… Or rather assumption is. There is something strange in the world of kayaking. There are a lot of opinions about what is right or wrong technique or tactics. But whilst the overall community is very friendly, sometimes I think there can be a hidden ego under the surface.
One particular habit I have noticed is for people to make assumptions about a persons abilities before they have ever really paddled with them. I am noticing more and more people giving me tips on boating technique, and lines, almost as if I have only just started in the sport, often with them even having seen me on the water.
My partner, Emily has also noticed this. Although often this appears to be because she is female. There seems to be an assumption that she is a beginner or needs help with everything. The reality is she’ll kick your ass.
Such unwanted help becomes particularly prevalent when we are practicing something new. Obviously, because something is new, it won’t be perfect, until it has been practiced enough. But this doesn’t stop the self proclaimed experts assuming that because we haven’t quite mastered a particular move on the first go, that we therefore need help with everything else about our boating! Can’t master that carthwheel? Well here are some tips on how to do a shoulder wrenching “hands in the air, say yeah” high brace! Gee, thanks for that. I’ll now go and paddle the Stikine with my newfound knowledge…
I can find some humour in some of the tips I am given. Much of it is quite dated. From telling me to high brace my way down the river, through to hauling and leaning back for a boof, through to passively hooking the paddle into an eddy and spinning out on the eddy line, thereby blocking anyone else who wants to get in.
This is all very well, but what is actually frustrating, and therefore very annoying, is the assumption that we need help in the first place. Emily for example might decide to go into a feature and practice relaxing on a wave or in a hole, or she might be experimenting with trim, or carving. She might be experimenting with ways of driving over eddy lines to keep momentum going. Yet self proclaimed teachers will come out of the woodwork to tell her everything she was doing wrong, even though she wasn’t focussing on any of the things they suggest, and was instead trying to isolate something else.

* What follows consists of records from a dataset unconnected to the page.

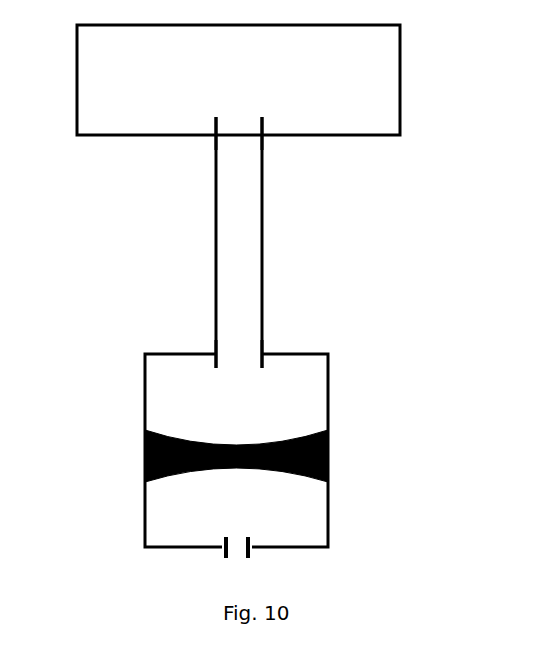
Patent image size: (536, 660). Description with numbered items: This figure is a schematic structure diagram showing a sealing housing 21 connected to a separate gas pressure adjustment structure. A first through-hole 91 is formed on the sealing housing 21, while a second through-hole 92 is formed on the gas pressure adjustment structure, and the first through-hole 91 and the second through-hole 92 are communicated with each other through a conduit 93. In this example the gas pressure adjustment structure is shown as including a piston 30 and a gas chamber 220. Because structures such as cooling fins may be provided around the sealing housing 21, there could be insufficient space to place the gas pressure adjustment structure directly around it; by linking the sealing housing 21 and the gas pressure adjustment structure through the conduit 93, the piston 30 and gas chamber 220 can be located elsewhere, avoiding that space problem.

The sealing housing 21 is at (308, 100).
The first through-hole 91 is at (243, 134).
The conduit 93 is at (233, 245).
The second through-hole 92 is at (245, 355).
The piston 30 is at (145, 455).
The gas chamber 220 is at (330, 502).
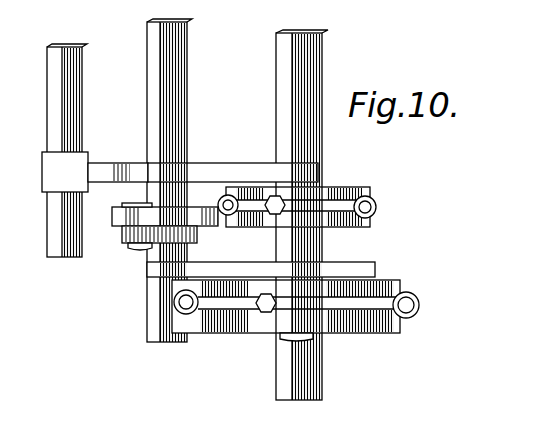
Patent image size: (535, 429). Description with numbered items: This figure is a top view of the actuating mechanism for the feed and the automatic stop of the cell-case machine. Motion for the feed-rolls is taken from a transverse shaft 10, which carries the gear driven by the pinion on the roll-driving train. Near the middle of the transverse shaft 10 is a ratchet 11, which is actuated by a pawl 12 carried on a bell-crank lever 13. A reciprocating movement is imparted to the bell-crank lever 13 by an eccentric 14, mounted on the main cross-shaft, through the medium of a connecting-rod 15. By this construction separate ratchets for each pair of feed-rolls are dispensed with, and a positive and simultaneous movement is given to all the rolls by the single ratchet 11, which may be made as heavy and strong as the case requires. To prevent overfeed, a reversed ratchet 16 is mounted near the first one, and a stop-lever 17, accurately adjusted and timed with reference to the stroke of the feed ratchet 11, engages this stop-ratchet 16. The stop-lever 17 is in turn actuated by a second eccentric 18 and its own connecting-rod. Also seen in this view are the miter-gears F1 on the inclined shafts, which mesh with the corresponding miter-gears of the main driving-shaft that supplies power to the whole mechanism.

The transverse shaft 10 is at (147, 311).
The ratchet 11 is at (208, 226).
The pawl 12 is at (133, 229).
The bell-crank lever 13 is at (143, 259).
The eccentric 14 is at (347, 338).
The connecting-rod 15 is at (67, 150).
The reversed ratchet 16 is at (136, 164).
The stop-lever 17 is at (240, 170).
The eccentric 18 is at (342, 192).
The miter-gears F1 is at (276, 124).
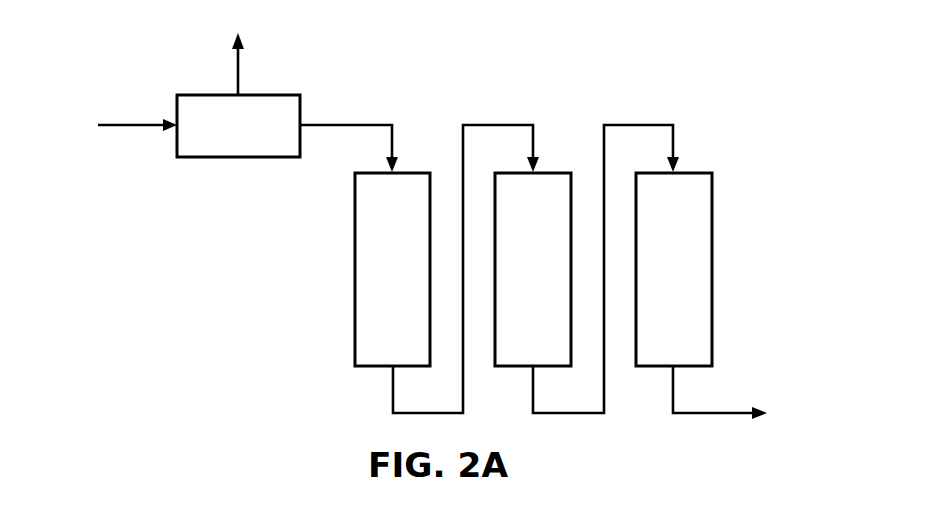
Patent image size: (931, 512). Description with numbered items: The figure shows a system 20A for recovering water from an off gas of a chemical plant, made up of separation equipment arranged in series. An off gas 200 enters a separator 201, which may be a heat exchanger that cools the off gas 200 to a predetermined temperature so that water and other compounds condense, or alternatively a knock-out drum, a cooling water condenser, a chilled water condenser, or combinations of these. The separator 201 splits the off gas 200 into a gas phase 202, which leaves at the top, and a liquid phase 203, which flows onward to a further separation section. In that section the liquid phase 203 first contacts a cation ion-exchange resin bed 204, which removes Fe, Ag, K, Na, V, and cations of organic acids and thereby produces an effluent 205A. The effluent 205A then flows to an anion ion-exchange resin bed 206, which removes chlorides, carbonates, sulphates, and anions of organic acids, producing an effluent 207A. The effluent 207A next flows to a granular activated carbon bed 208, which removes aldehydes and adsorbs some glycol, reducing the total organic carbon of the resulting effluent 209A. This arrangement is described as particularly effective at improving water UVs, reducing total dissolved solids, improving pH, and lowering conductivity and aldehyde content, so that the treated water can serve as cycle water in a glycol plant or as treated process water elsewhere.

The system 20A is at (649, 60).
The off gas 200 is at (135, 127).
The separator 201 is at (221, 138).
The gas phase 202 is at (238, 67).
The liquid phase 203 is at (350, 123).
The cation ion-exchange resin bed 204 is at (375, 294).
The effluent 205A is at (393, 390).
The anion ion-exchange resin bed 206 is at (516, 294).
The effluent 207A is at (580, 413).
The granular activated carbon bed 208 is at (656, 294).
The effluent 209A is at (717, 413).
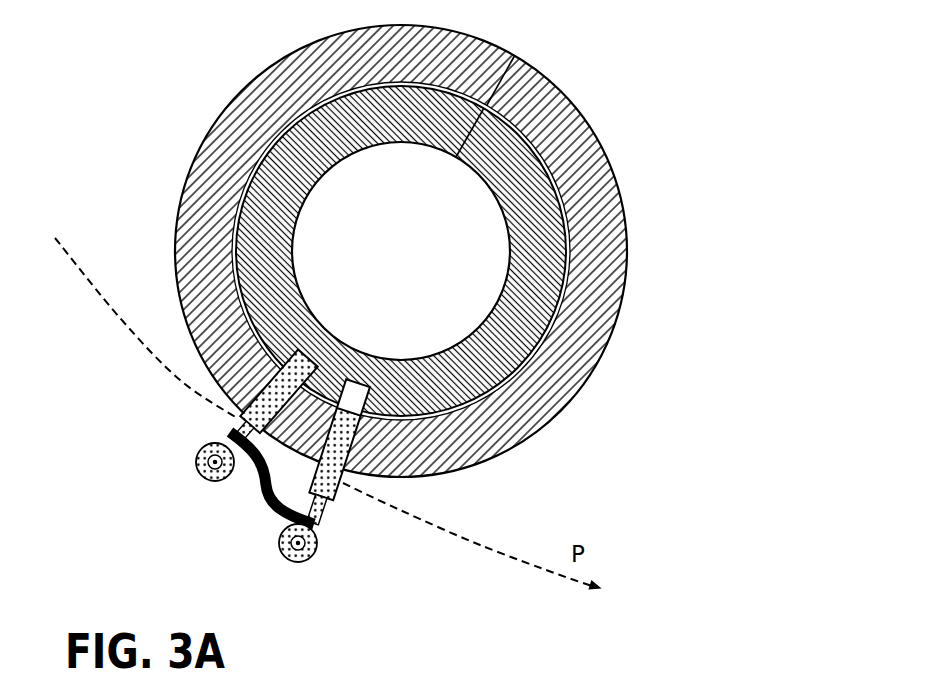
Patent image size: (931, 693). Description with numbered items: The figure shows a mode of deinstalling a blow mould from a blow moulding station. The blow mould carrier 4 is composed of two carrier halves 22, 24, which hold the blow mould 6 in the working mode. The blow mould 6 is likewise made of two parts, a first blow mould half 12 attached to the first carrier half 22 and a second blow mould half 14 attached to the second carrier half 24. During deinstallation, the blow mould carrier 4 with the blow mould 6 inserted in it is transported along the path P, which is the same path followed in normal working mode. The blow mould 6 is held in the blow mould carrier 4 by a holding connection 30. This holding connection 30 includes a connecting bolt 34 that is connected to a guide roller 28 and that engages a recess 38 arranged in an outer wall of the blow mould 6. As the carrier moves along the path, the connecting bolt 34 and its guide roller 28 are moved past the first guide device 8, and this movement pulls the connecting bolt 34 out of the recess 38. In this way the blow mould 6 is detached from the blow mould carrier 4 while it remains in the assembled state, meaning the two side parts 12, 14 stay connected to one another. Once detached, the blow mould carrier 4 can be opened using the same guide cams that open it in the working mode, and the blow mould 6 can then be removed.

The blow mould carrier 4 is at (383, 253).
The blow mould 6 is at (343, 178).
The first guide device 8 is at (257, 502).
The first blow mould half 12 is at (293, 223).
The second blow mould half 14 is at (483, 338).
The first carrier half 22 is at (197, 213).
The second carrier half 24 is at (568, 143).
The guide roller 28 is at (195, 468).
The holding connection 30 is at (283, 458).
The connecting bolt 34 is at (343, 477).
The recess 38 is at (450, 428).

In other words, if you have a really high opinion of your own paddling (no matter how unwarranted), please ask before offering out advice. Because you have absolutely not the foggiest, faintest idea of what we might be focussing on in our practice. You do not know our experience of rivers, our skill level, where we have been, or what we have run.
Sometimes we might be having an off day. Everybody has one of those occasionally. The paddle stroke timings are off, or we make silly tactical mistakes. But do not be fooled into thinking that we want your helpful advice on how to ‘scull for support’.
I usually ask people if they mind me giving them an opinion if I see something I think might be causing them an issue, because I know that they just might be having a bad day. But even then only after I have seen them struggle for a while with the same thing. But we have even had people coming up and giving unsolicited advice when we have been right in the middle of paid for coached sessions, with our coach sat right there with us in the eddy!
Lastly, please don’t give me an unsolicited run down of all the rivers you have run and people you have rescued. I do not care, and for all you know I have run bigger, more technical runs, and with more style, thereby making yourself look like a complete tool. I don’t know. But then neither do you. So please keep your story of your run down the Dart at a medium level when you had to rescue a paddle to yourself. It isn’t interesting. No really, it isn’t. Not unless there is a hilarious punchline to the story or something, such as your trousers fell down when you went running down the bank or you caught Gal Gadot skinny dipping with seven dwarves below Surprise Surprise.
I am quite self deprecating and critical of my own paddling. I know what I can and cannot do, and I know what I am willing to do and what I am not. But do not mistake my self deprecating comments as a need for one-upmanship based advice on paddling. If I make a mistake, I can tell you right now that I could give you a much better technical breakdown of what happened, and what I could differently, in the instant the mistake was made, than you can with your high bracing, sculling for support suggestion.
Emily and I are members of certain Facebook groups because they give us an opportunity to go out with other paddlers and have fun. And also to help support people who might have less experience and confidence. We do the best we can when practising our own skills. And, generally, if we want advice, we’ll pay for it, and often do.
I know some may rail against my opinion here, and say that at least it shows how friendly and helpful the community is. They would be right, up to a point. But it is clear that many people are offering their advice out of ego and assumption. Whenever I have been offered advice off a really good paddler, it has always come from the standpoint of asking me to try something to see if it makes a difference, or asking me if I’d like some help. There’s a big difference.